Au rythme de Vera (titre français, celui orignal étant Köln 75) s’attarde sur les rapports père-fille, il explore aussi et surtout le parcours semé d’embûches pour parvenir à mettre en place ce fameux concert. Le prologue nous spécifie d’ailleurs la teneur du discours en faisant l’analogie avec Michel-Ange peignant le plafond de la chapelle Sixtine à l’aide d’un échafaudage :
« ce film ne parle pas de Michel-Ange, ni de la chapelle Sixtine…il parle de l’échafaudage «
De l’avis dubitatif du directeur de l’opéra jusqu’au piano défectueux, en passant par le financement exigé en avance, on suit toutes les péripéties auxquelles doit faire face Vera Brandes pour monter son projet, et la chose n’est pas aisée. En parallèle de son parcours du combattant, on assiste également aux coulisses de la tournée de Jarrett, à son moyen de transport improbable, ses anecdotes pittoresques, et une réflexion sur la musique, l’improvisation, l’art… à travers ses échanges avec le personnage fictif du journaliste musical Michael Watts (« inspiré de plusieurs journalistes musicaux bien réels », dixit le réalisateur Ido Fluk).
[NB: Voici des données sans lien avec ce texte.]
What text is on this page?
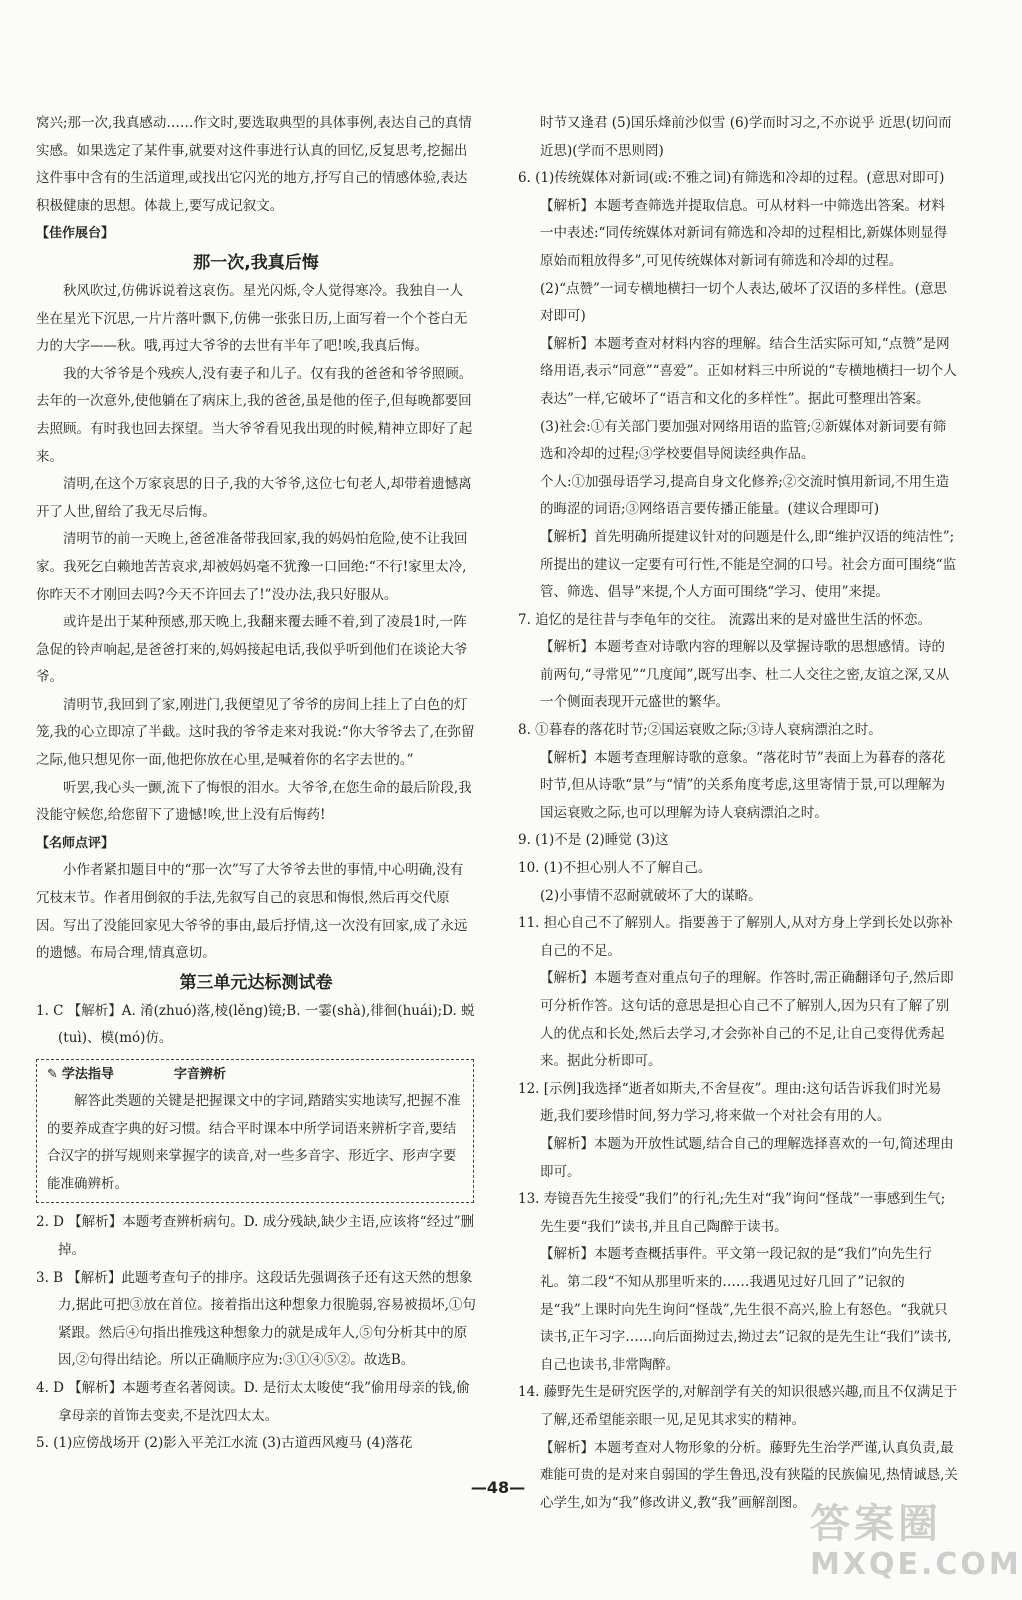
窝兴;那一次,我真感动……作文时,要选取典型的具体事例,表达自己的真情实感。如果选定了某件事,就要对这件事进行认真的回忆,反复思考,挖掘出这件事中含有的生活道理,或找出它闪光的地方,抒写自己的情感体验,表达积极健康的思想。体裁上,要写成记叙文。

【佳作展台】

那一次,我真后悔

秋风吹过,仿佛诉说着这哀伤。星光闪烁,令人觉得寒冷。我独自一人坐在星光下沉思,一片片落叶飘下,仿佛一张张日历,上面写着一个个苍白无力的大字——秋。哦,再过大爷爷的去世有半年了吧!唉,我真后悔。

我的大爷爷是个残疾人,没有妻子和儿子。仅有我的爸爸和爷爷照顾。去年的一次意外,使他躺在了病床上,我的爸爸,虽是他的侄子,但每晚都要回去照顾。有时我也回去探望。当大爷爷看见我出现的时候,精神立即好了起来。

清明,在这个万家哀思的日子,我的大爷爷,这位七旬老人,却带着遗憾离开了人世,留给了我无尽后悔。

清明节的前一天晚上,爸爸准备带我回家,我的妈妈怕危险,使不让我回家。我死乞白赖地苦苦哀求,却被妈妈毫不犹豫一口回绝:“不行!家里太冷,你昨天不才刚回去吗?今天不许回去了!”没办法,我只好服从。

或许是出于某种预感,那天晚上,我翻来覆去睡不着,到了凌晨1时,一阵急促的铃声响起,是爸爸打来的,妈妈接起电话,我似乎听到他们在谈论大爷爷。

清明节,我回到了家,刚进门,我便望见了爷爷的房间上挂上了白色的灯笼,我的心立即凉了半截。这时我的爷爷走来对我说:“你大爷爷去了,在弥留之际,他只想见你一面,他把你放在心里,是喊着你的名字去世的。”

听罢,我心头一颤,流下了悔恨的泪水。大爷爷,在您生命的最后阶段,我没能守候您,给您留下了遗憾!唉,世上没有后悔药!

【名师点评】

小作者紧扣题目中的“那一次”写了大爷爷去世的事情,中心明确,没有冗枝末节。作者用倒叙的手法,先叙写自己的哀思和悔恨,然后再交代原因。写出了没能回家见大爷爷的事由,最后抒情,这一次没有回家,成了永远的遗憾。布局合理,情真意切。

第三单元达标测试卷

1. C 【解析】A. 淆(zhuó)落,棱(lěng)镜;B. 一霎(shà),徘徊(huái);D. 蜕(tuì)、模(mó)仿。

✎ 学法指导	字音辨析

解答此类题的关键是把握课文中的字词,踏踏实实地读写,把握不准的要养成查字典的好习惯。结合平时课本中所学词语来辨析字音,要结合汉字的拼写规则来掌握字的读音,对一些多音字、形近字、形声字要能准确辨析。

2. D 【解析】本题考查辨析病句。D. 成分残缺,缺少主语,应该将“经过”删掉。

3. B 【解析】此题考查句子的排序。这段话先强调孩子还有这天然的想象力,据此可把③放在首位。接着指出这种想象力很脆弱,容易被损坏,①句紧跟。然后④句指出推残这种想象力的就是成年人,⑤句分析其中的原因,②句得出结论。所以正确顺序应为:③①④⑤②。故选B。

4. D 【解析】本题考查名著阅读。D. 是衍太太唆使“我”偷用母亲的钱,偷拿母亲的首饰去变卖,不是沈四太太。

5. (1)应傍战场开 (2)影入平羌江水流 (3)古道西风瘦马 (4)落花

时节又逢君 (5)国乐烽前沙似雪 (6)学而时习之,不亦说乎 近思(切问而近思)(学而不思则罔)

6. (1)传统媒体对新词(或:不雅之词)有筛选和冷却的过程。(意思对即可)

【解析】本题考查筛选并提取信息。可从材料一中筛选出答案。材料一中表述:“同传统媒体对新词有筛选和冷却的过程相比,新媒体则显得原始而粗放得多”,可见传统媒体对新词有筛选和冷却的过程。

(2)“点赞”一词专横地横扫一切个人表达,破坏了汉语的多样性。(意思对即可)

【解析】本题考查对材料内容的理解。结合生活实际可知,“点赞”是网络用语,表示“同意”“喜爱”。正如材料三中所说的“专横地横扫一切个人表达”一样,它破坏了“语言和文化的多样性”。据此可整理出答案。

(3)社会:①有关部门要加强对网络用语的监管;②新媒体对新词要有筛选和冷却的过程;③学校要倡导阅读经典作品。

个人:①加强母语学习,提高自身文化修养;②交流时慎用新词,不用生造的晦涩的词语;③网络语言要传播正能量。(建议合理即可)

【解析】首先明确所提建议针对的问题是什么,即“维护汉语的纯洁性”;所提出的建议一定要有可行性,不能是空洞的口号。社会方面可围绕“监管、筛选、倡导”来提,个人方面可围绕“学习、使用”来提。

7. 追忆的是往昔与李龟年的交往。 流露出来的是对盛世生活的怀恋。

【解析】本题考查对诗歌内容的理解以及掌握诗歌的思想感情。诗的前两句,“寻常见”“几度闻”,既写出李、杜二人交往之密,友谊之深,又从一个侧面表现开元盛世的繁华。

8. ①暮春的落花时节;②国运衰败之际;③诗人衰病漂泊之时。

【解析】本题考查理解诗歌的意象。“落花时节”表面上为暮春的落花时节,但从诗歌“景”与“情”的关系角度考虑,这里寄情于景,可以理解为国运衰败之际,也可以理解为诗人衰病漂泊之时。

9. (1)不是 (2)睡觉 (3)这

10. (1)不担心别人不了解自己。

(2)小事情不忍耐就破坏了大的谋略。

11. 担心自己不了解别人。指要善于了解别人,从对方身上学到长处以弥补自己的不足。

【解析】本题考查对重点句子的理解。作答时,需正确翻译句子,然后即可分析作答。这句话的意思是担心自己不了解别人,因为只有了解了别人的优点和长处,然后去学习,才会弥补自己的不足,让自己变得优秀起来。据此分析即可。

12. [示例]我选择“逝者如斯夫,不舍昼夜”。理由:这句话告诉我们时光易逝,我们要珍惜时间,努力学习,将来做一个对社会有用的人。

【解析】本题为开放性试题,结合自己的理解选择喜欢的一句,简述理由即可。

13. 寿镜吾先生接受“我们”的行礼;先生对“我”询问“怪哉”一事感到生气;先生要“我们”读书,并且自己陶醉于读书。

【解析】本题考查概括事件。平文第一段记叙的是“我们”向先生行礼。第二段“不知从那里听来的……我遇见过好几回了”记叙的是“我”上课时向先生询问“怪哉”,先生很不高兴,脸上有怒色。“我就只读书,正午习字……向后面拗过去,拗过去”记叙的是先生让“我们”读书,自己也读书,非常陶醉。

14. 藤野先生是研究医学的,对解剖学有关的知识很感兴趣,而且不仅满足于了解,还希望能亲眼一见,足见其求实的精神。

【解析】本题考查对人物形象的分析。藤野先生治学严谨,认真负责,最难能可贵的是对来自弱国的学生鲁迅,没有狭隘的民族偏见,热情诚恳,关心学生,如为“我”修改讲义,教“我”画解剖图。

—48—
答案圈
MXQE.COM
Celui-ci intervient à plusieurs reprises comme une sorte de narrateur omniscient, en s’exprimant face caméra, directement au spectateur (le personnage de Vera le fait aussi plusieurs fois). La séquence où il raconte l’évolution du jazz est plutôt jouissive pour les amateurs de musique et en même temps vulgarise habilement le discours pour les néophytes. Un style de mise-en-scène qui m’a parfois rappelé celui de Jean-Pierre Jeunet, façon Amélie Poulain : une interaction ludique avec le spectateur, où les personnages semblent s’extirper de la diégèse du film et où l’écran s’agrémente d’indications didactiques qui expliquent ou complètent ce qu’on est en train de voir et d’écouter.
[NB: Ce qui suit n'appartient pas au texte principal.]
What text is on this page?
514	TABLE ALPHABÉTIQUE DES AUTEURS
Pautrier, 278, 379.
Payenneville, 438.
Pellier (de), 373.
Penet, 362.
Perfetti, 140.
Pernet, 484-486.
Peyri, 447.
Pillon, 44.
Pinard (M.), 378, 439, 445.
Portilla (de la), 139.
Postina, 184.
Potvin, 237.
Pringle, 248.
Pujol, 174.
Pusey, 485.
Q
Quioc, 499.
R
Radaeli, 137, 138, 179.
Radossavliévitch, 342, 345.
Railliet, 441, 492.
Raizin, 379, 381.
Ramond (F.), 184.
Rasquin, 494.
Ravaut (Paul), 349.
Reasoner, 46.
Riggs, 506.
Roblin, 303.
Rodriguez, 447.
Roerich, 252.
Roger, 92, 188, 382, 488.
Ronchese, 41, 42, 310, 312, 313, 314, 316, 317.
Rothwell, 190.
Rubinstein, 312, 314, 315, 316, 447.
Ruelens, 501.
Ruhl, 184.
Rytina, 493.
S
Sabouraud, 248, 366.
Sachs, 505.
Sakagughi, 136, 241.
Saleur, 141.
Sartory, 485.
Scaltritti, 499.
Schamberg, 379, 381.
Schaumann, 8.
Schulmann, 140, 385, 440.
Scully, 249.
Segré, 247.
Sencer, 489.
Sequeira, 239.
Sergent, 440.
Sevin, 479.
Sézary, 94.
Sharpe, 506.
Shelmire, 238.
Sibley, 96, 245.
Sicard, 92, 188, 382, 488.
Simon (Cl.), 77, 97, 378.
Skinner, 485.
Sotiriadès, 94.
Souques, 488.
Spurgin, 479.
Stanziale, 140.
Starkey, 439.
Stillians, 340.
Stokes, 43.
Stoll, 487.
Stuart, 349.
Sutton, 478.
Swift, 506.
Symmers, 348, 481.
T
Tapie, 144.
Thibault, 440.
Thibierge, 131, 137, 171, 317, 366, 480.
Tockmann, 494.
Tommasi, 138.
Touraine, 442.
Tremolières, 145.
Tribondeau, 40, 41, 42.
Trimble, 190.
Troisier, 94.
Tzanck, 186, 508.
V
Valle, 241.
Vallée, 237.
Enfin, le réalisateur a dû relever le défi de ne pas utiliser un seule extrait musical du concert dont parle le film, faute d’accord de Keith Jarrett, qui n’aime pas cet enregistrement et le considère comme bien inférieur à nombre de ses autres prestations. C’est ainsi que la séquence finale se clôt sur To Love Somebody des BeeGees version Nina Simone, alors qu’on aurait aimé entendre le pianiste dans ses œuvres.
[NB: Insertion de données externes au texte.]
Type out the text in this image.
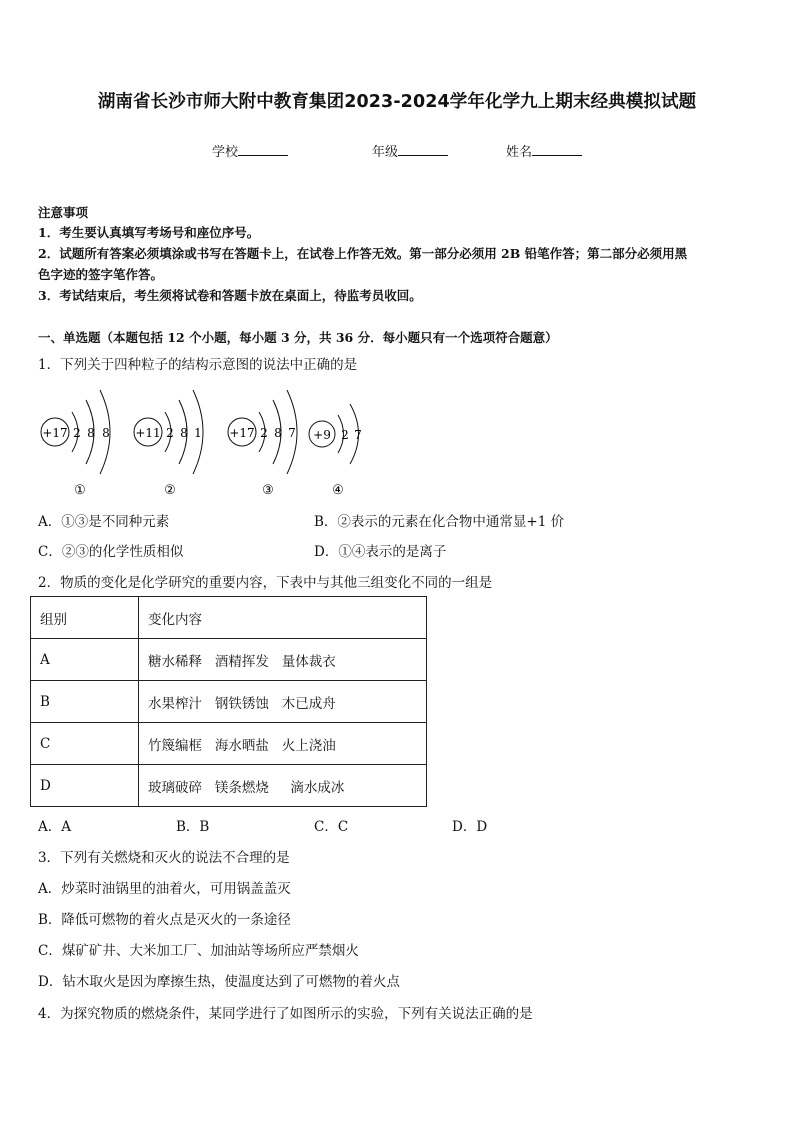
湖南省长沙市师大附中教育集团2023-2024学年化学九上期末经典模拟试题
学校	年级	姓名
注意事项
1．考生要认真填写考场号和座位序号。
2．试题所有答案必须填涂或书写在答题卡上，在试卷上作答无效。第一部分必须用 2B 铅笔作答；第二部分必须用黑
色字迹的签字笔作答。
3．考试结束后，考生须将试卷和答题卡放在桌面上，待监考员收回。
一、单选题（本题包括 12 个小题，每小题 3 分，共 36 分．每小题只有一个选项符合题意）
1．下列关于四种粒子的结构示意图的说法中正确的是
+17 2 8 8
①
+11 2 8 1
②
+17 2 8 7
③
+9 2 7
④
A．①③是不同种元素	B．②表示的元素在化合物中通常显+1 价
C．②③的化学性质相似	D．①④表示的是离子
2．物质的变化是化学研究的重要内容，下表中与其他三组变化不同的一组是
组别	变化内容
A	糖水稀释   酒精挥发   量体裁衣
B	水果榨汁   钢铁锈蚀   木已成舟
C	竹篾编框   海水晒盐   火上浇油
D	玻璃破碎   镁条燃烧     滴水成冰
A．A	B．B	C．C	D．D
3．下列有关燃烧和灭火的说法不合理的是
A．炒菜时油锅里的油着火，可用锅盖盖灭
B．降低可燃物的着火点是灭火的一条途径
C．煤矿矿井、大米加工厂、加油站等场所应严禁烟火
D．钻木取火是因为摩擦生热，使温度达到了可燃物的着火点
4．为探究物质的燃烧条件，某同学进行了如图所示的实验，下列有关说法正确的是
De son propre aveu, Ido Fluk n’a pas voulu faire un film sur le concert, ni sur la musique ou même le jazz, mais un film sur Vera Brandes et réhabiliter son obstination qui a permis la réalisation de ce moment artistique unique. Au rythme de Vera rend hommage à celle qui de 1974 à 1999 a produit plus de 350 albums et assuré l’organisation et la promotion de très nombreux concerts, festivals et tournées, et qu’on aperçoit à la toute fin du film aux côtés des deux actrices qui l’interprètent à 20 et 50 ans. Elle a ensuite entamée une seconde carrière chercheuse en musicothérapie ainsi que plus largement sur les effets de la musique, et a ainsi échappé au chemin tout tracé de la tradition familiale.


Quand elle a été contactée par l’équipe du projet, ses premiers mots ont été : « Enfin ! Mais où étiez-vous pendant tout ce temps ? » Ido Fluk précise : « Elle attendait depuis des années que quelqu’un raconte son histoire. » C’est chose faite avec ce film qui plaira à celles et ceux qui aiment la musique, mais aussi la vie tout simplement, et qui croient en leurs rêves.